Tuesday, October 13, 2009

Tonight,I am still feeling down.I had a pretty fair day today.
The work day went smoothly.There was only a slight problem with some maintenance men working in the cellar installing a new furnace.But I managed to get my work done.After I was finished,I bagged everything that was clean and I dropped it off at the rehab center.I headed straight home after that.
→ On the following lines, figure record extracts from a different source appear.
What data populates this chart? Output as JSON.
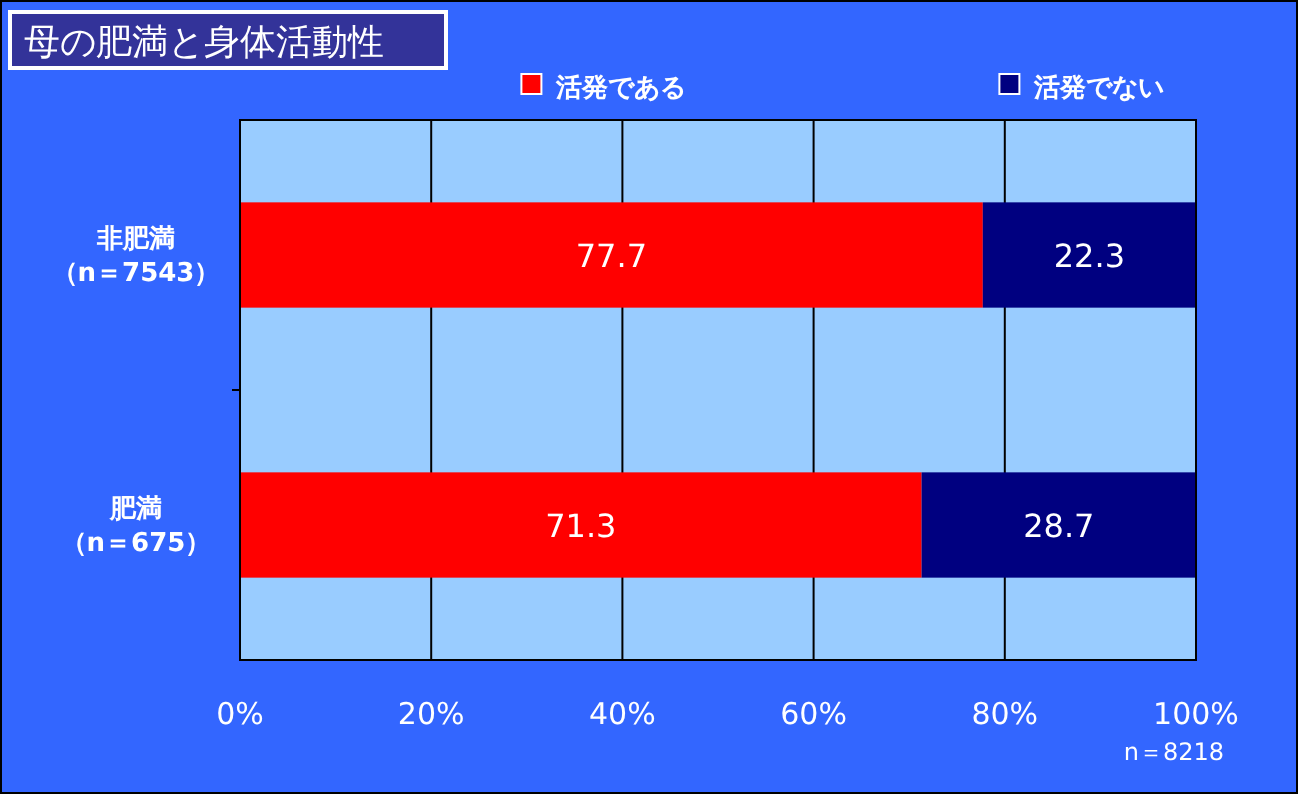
{
  "chart_data": {
    "type": "bar",
    "title": "母の肥満と身体活動性",
    "orientation": "horizontal",
    "stacked": true,
    "categories": [
      "非肥満（n＝7543）",
      "肥満（n＝675）"
    ],
    "series": [
      {
        "name": "活発である",
        "color": "#ff0000",
        "values": [
          77.7,
          71.3
        ]
      },
      {
        "name": "活発でない",
        "color": "#000080",
        "values": [
          22.3,
          28.7
        ]
      }
    ],
    "xlim": [
      0,
      100
    ],
    "xticks": [
      {
        "value": 0,
        "label": "0%"
      },
      {
        "value": 20,
        "label": "20%"
      },
      {
        "value": 40,
        "label": "40%"
      },
      {
        "value": 60,
        "label": "60%"
      },
      {
        "value": 80,
        "label": "80%"
      },
      {
        "value": 100,
        "label": "100%"
      }
    ],
    "grid": "x",
    "legend": "top",
    "data_labels": true,
    "annotations": [
      "n＝8218"
    ]
  }
}
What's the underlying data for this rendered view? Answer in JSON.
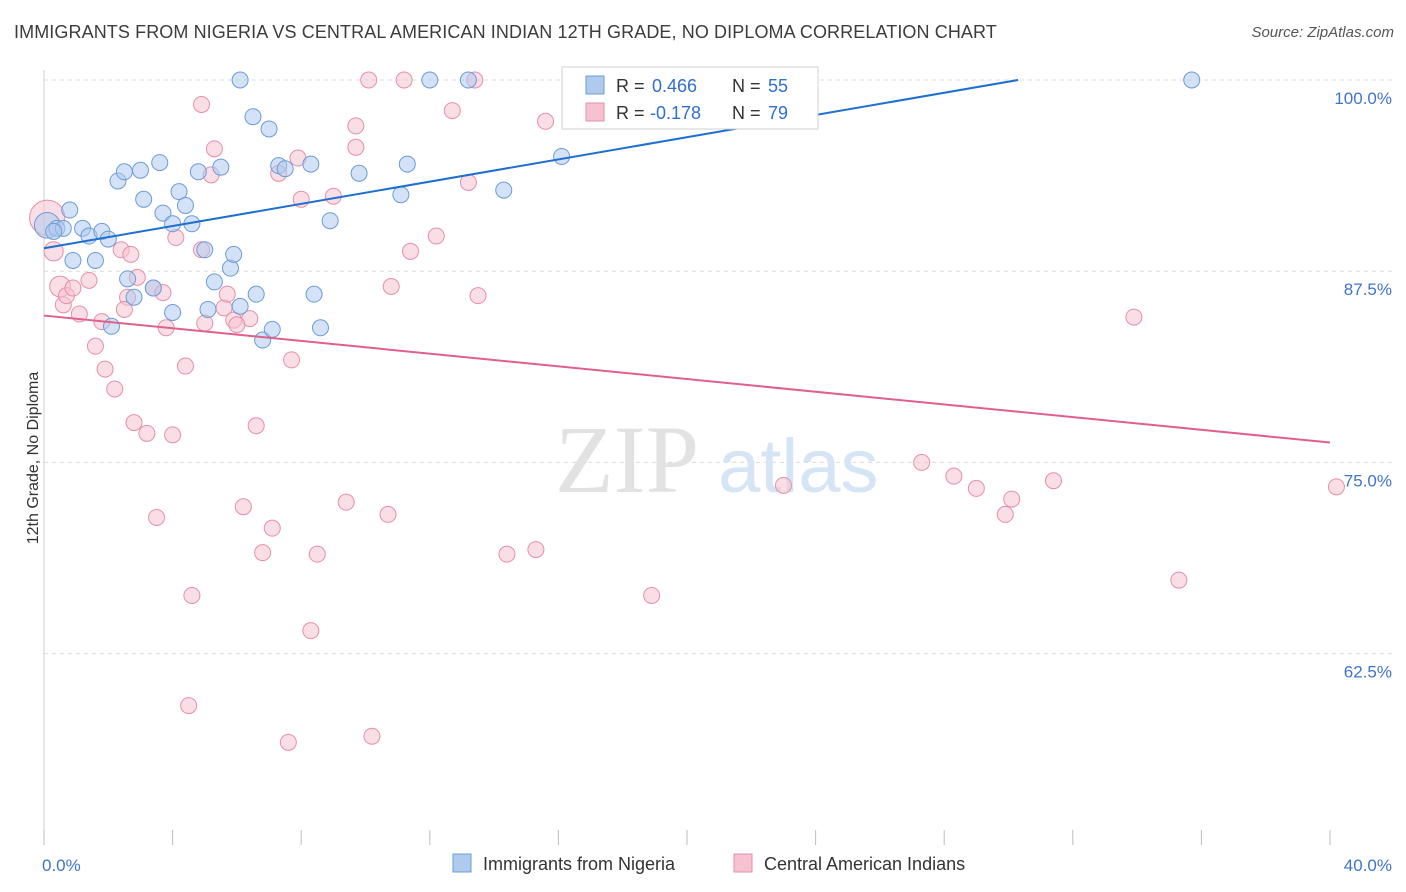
{
  "title": "IMMIGRANTS FROM NIGERIA VS CENTRAL AMERICAN INDIAN 12TH GRADE, NO DIPLOMA CORRELATION CHART",
  "source": "Source: ZipAtlas.com",
  "watermark": {
    "zip": "ZIP",
    "atlas": "atlas"
  },
  "colors": {
    "blue_fill": "#aecbee",
    "blue_stroke": "#6d9bd8",
    "blue_line": "#1f6fd1",
    "pink_fill": "#f6c2d2",
    "pink_stroke": "#e58fab",
    "pink_line": "#e0608c",
    "axis_text": "#3f74c9",
    "grid": "#dcdcdc"
  },
  "legend": {
    "r_label": "R =",
    "n_label": "N =",
    "rows": [
      {
        "series": "blue",
        "r": "0.466",
        "n": "55"
      },
      {
        "series": "pink",
        "r": "-0.178",
        "n": "79"
      }
    ]
  },
  "bottom_legend": [
    "Immigrants from Nigeria",
    "Central American Indians"
  ],
  "chart_data": {
    "type": "scatter",
    "title": "IMMIGRANTS FROM NIGERIA VS CENTRAL AMERICAN INDIAN 12TH GRADE, NO DIPLOMA CORRELATION CHART",
    "xlabel": "",
    "ylabel": "12th Grade, No Diploma",
    "xlim": [
      0,
      40
    ],
    "ylim": [
      50,
      101.2
    ],
    "x_tick_labels": [
      "0.0%",
      "40.0%"
    ],
    "y_ticks": [
      62.5,
      75.0,
      87.5,
      100.0
    ],
    "y_tick_labels": [
      "62.5%",
      "75.0%",
      "87.5%",
      "100.0%"
    ],
    "grid": true,
    "legend_position": "top-center",
    "series": [
      {
        "name": "Immigrants from Nigeria",
        "color": "blue",
        "trend": {
          "x": [
            0,
            30.3
          ],
          "y": [
            89.0,
            100.0
          ]
        },
        "points": [
          [
            0.1,
            90.5,
            1.6
          ],
          [
            0.4,
            90.3,
            1
          ],
          [
            0.6,
            90.3,
            1
          ],
          [
            0.8,
            91.5,
            1
          ],
          [
            1.2,
            90.3,
            1
          ],
          [
            1.4,
            89.8,
            1
          ],
          [
            0.9,
            88.2,
            1
          ],
          [
            1.6,
            88.2,
            1
          ],
          [
            1.8,
            90.1,
            1
          ],
          [
            2.0,
            89.6,
            1
          ],
          [
            2.1,
            83.9,
            1
          ],
          [
            2.3,
            93.4,
            1
          ],
          [
            2.5,
            94.0,
            1
          ],
          [
            2.6,
            87.0,
            1
          ],
          [
            2.8,
            85.8,
            1
          ],
          [
            3.0,
            94.1,
            1
          ],
          [
            3.1,
            92.2,
            1
          ],
          [
            3.4,
            86.4,
            1
          ],
          [
            3.6,
            94.6,
            1
          ],
          [
            3.7,
            91.3,
            1
          ],
          [
            4.0,
            84.8,
            1
          ],
          [
            4.0,
            90.6,
            1
          ],
          [
            4.2,
            92.7,
            1
          ],
          [
            4.4,
            91.8,
            1
          ],
          [
            4.6,
            90.6,
            1
          ],
          [
            4.8,
            94.0,
            1
          ],
          [
            5.0,
            88.9,
            1
          ],
          [
            5.1,
            85.0,
            1
          ],
          [
            5.3,
            86.8,
            1
          ],
          [
            5.5,
            94.3,
            1
          ],
          [
            5.8,
            87.7,
            1
          ],
          [
            5.9,
            88.6,
            1
          ],
          [
            6.1,
            85.2,
            1
          ],
          [
            6.5,
            97.6,
            1
          ],
          [
            6.6,
            86.0,
            1
          ],
          [
            6.8,
            83.0,
            1
          ],
          [
            7.0,
            96.8,
            1
          ],
          [
            7.1,
            83.7,
            1
          ],
          [
            7.3,
            94.4,
            1
          ],
          [
            7.5,
            94.2,
            1
          ],
          [
            8.3,
            94.5,
            1
          ],
          [
            8.4,
            86.0,
            1
          ],
          [
            8.6,
            83.8,
            1
          ],
          [
            8.9,
            90.8,
            1
          ],
          [
            9.8,
            93.9,
            1
          ],
          [
            11.1,
            92.5,
            1
          ],
          [
            11.3,
            94.5,
            1
          ],
          [
            12.0,
            100.0,
            1
          ],
          [
            13.2,
            100.0,
            1
          ],
          [
            14.3,
            92.8,
            1
          ],
          [
            16.1,
            95.0,
            1
          ],
          [
            16.7,
            100.0,
            1
          ],
          [
            35.7,
            100.0,
            1
          ],
          [
            6.1,
            100.0,
            1
          ],
          [
            0.3,
            90.1,
            1
          ]
        ]
      },
      {
        "name": "Central American Indians",
        "color": "pink",
        "trend": {
          "x": [
            0,
            40
          ],
          "y": [
            84.6,
            76.3
          ]
        },
        "points": [
          [
            0.1,
            91.0,
            2.2
          ],
          [
            0.3,
            88.8,
            1.2
          ],
          [
            0.5,
            86.5,
            1.3
          ],
          [
            0.6,
            85.3,
            1
          ],
          [
            0.7,
            85.9,
            1
          ],
          [
            0.9,
            86.4,
            1
          ],
          [
            1.1,
            84.7,
            1
          ],
          [
            1.4,
            86.9,
            1
          ],
          [
            1.6,
            82.6,
            1
          ],
          [
            1.8,
            84.2,
            1
          ],
          [
            1.9,
            81.1,
            1
          ],
          [
            2.2,
            79.8,
            1
          ],
          [
            2.4,
            88.9,
            1
          ],
          [
            2.6,
            85.8,
            1
          ],
          [
            2.7,
            88.6,
            1
          ],
          [
            2.8,
            77.6,
            1
          ],
          [
            2.9,
            87.1,
            1
          ],
          [
            3.2,
            76.9,
            1
          ],
          [
            3.4,
            86.4,
            1
          ],
          [
            3.5,
            71.4,
            1
          ],
          [
            3.7,
            86.1,
            1
          ],
          [
            3.8,
            83.8,
            1
          ],
          [
            4.0,
            76.8,
            1
          ],
          [
            4.1,
            89.7,
            1
          ],
          [
            4.4,
            81.3,
            1
          ],
          [
            4.5,
            59.1,
            1
          ],
          [
            4.6,
            66.3,
            1
          ],
          [
            4.9,
            88.9,
            1
          ],
          [
            5.0,
            84.1,
            1
          ],
          [
            5.2,
            93.8,
            1
          ],
          [
            5.3,
            95.5,
            1
          ],
          [
            5.6,
            85.1,
            1
          ],
          [
            5.7,
            86.0,
            1
          ],
          [
            5.9,
            84.3,
            1
          ],
          [
            6.2,
            72.1,
            1
          ],
          [
            6.4,
            84.4,
            1
          ],
          [
            6.6,
            77.4,
            1
          ],
          [
            6.8,
            69.1,
            1
          ],
          [
            7.1,
            70.7,
            1
          ],
          [
            7.3,
            93.9,
            1
          ],
          [
            7.6,
            56.7,
            1
          ],
          [
            7.7,
            81.7,
            1
          ],
          [
            7.9,
            94.9,
            1
          ],
          [
            8.0,
            92.2,
            1
          ],
          [
            8.3,
            64.0,
            1
          ],
          [
            8.5,
            69.0,
            1
          ],
          [
            9.0,
            92.4,
            1
          ],
          [
            9.4,
            72.4,
            1
          ],
          [
            9.7,
            95.6,
            1
          ],
          [
            10.1,
            100.0,
            1
          ],
          [
            10.2,
            57.1,
            1
          ],
          [
            10.7,
            71.6,
            1
          ],
          [
            10.8,
            86.5,
            1
          ],
          [
            11.2,
            100.0,
            1
          ],
          [
            11.4,
            88.8,
            1
          ],
          [
            12.2,
            89.8,
            1
          ],
          [
            12.7,
            98.0,
            1
          ],
          [
            13.4,
            100.0,
            1
          ],
          [
            13.5,
            85.9,
            1
          ],
          [
            14.4,
            69.0,
            1
          ],
          [
            15.3,
            69.3,
            1
          ],
          [
            15.6,
            97.3,
            1
          ],
          [
            18.9,
            66.3,
            1
          ],
          [
            22.2,
            100.0,
            1
          ],
          [
            23.0,
            73.5,
            1
          ],
          [
            27.3,
            75.0,
            1
          ],
          [
            28.3,
            74.1,
            1
          ],
          [
            29.0,
            73.3,
            1
          ],
          [
            29.9,
            71.6,
            1
          ],
          [
            30.1,
            72.6,
            1
          ],
          [
            31.4,
            73.8,
            1
          ],
          [
            33.9,
            84.5,
            1
          ],
          [
            35.3,
            67.3,
            1
          ],
          [
            40.2,
            73.4,
            1
          ],
          [
            4.9,
            98.4,
            1
          ],
          [
            9.7,
            97.0,
            1
          ],
          [
            13.2,
            93.3,
            1
          ],
          [
            2.5,
            85.0,
            1
          ],
          [
            6.0,
            84.0,
            1
          ]
        ]
      }
    ]
  }
}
When I got home,I put a sweatsuit on and I laid down.I was feeling tired and I felt that a short nap would do me a world of good.I was feeling the side effects of the medication that I take during the day.
After getting back up,I got up and got dressed to go to a local Wendy's to pick up a couple of things to eat alongside the frozen dinner that I would heat up for myself.
After eating,I watched the evening news for a while and I even managed to talk with my mom a couple of times today.I also did some additional personal PC work.Overall,a pretty fair day.
I am still feeling depression.I have been feeling this way for quite some time.I don't understand why I can't seem to snap out of this.I have been taking my medication,been working and socializing when I can but I can't seem to shake it loose.If anyone out there can help,please do so.Thanks.I would appreciate any advice or prayers.
Tomorrow is simply a pick-up day.I am hoping that the pick-up goes well.I also have an appointment with an eye doctor tomorrow and I am hoping that the meeting with him goes well.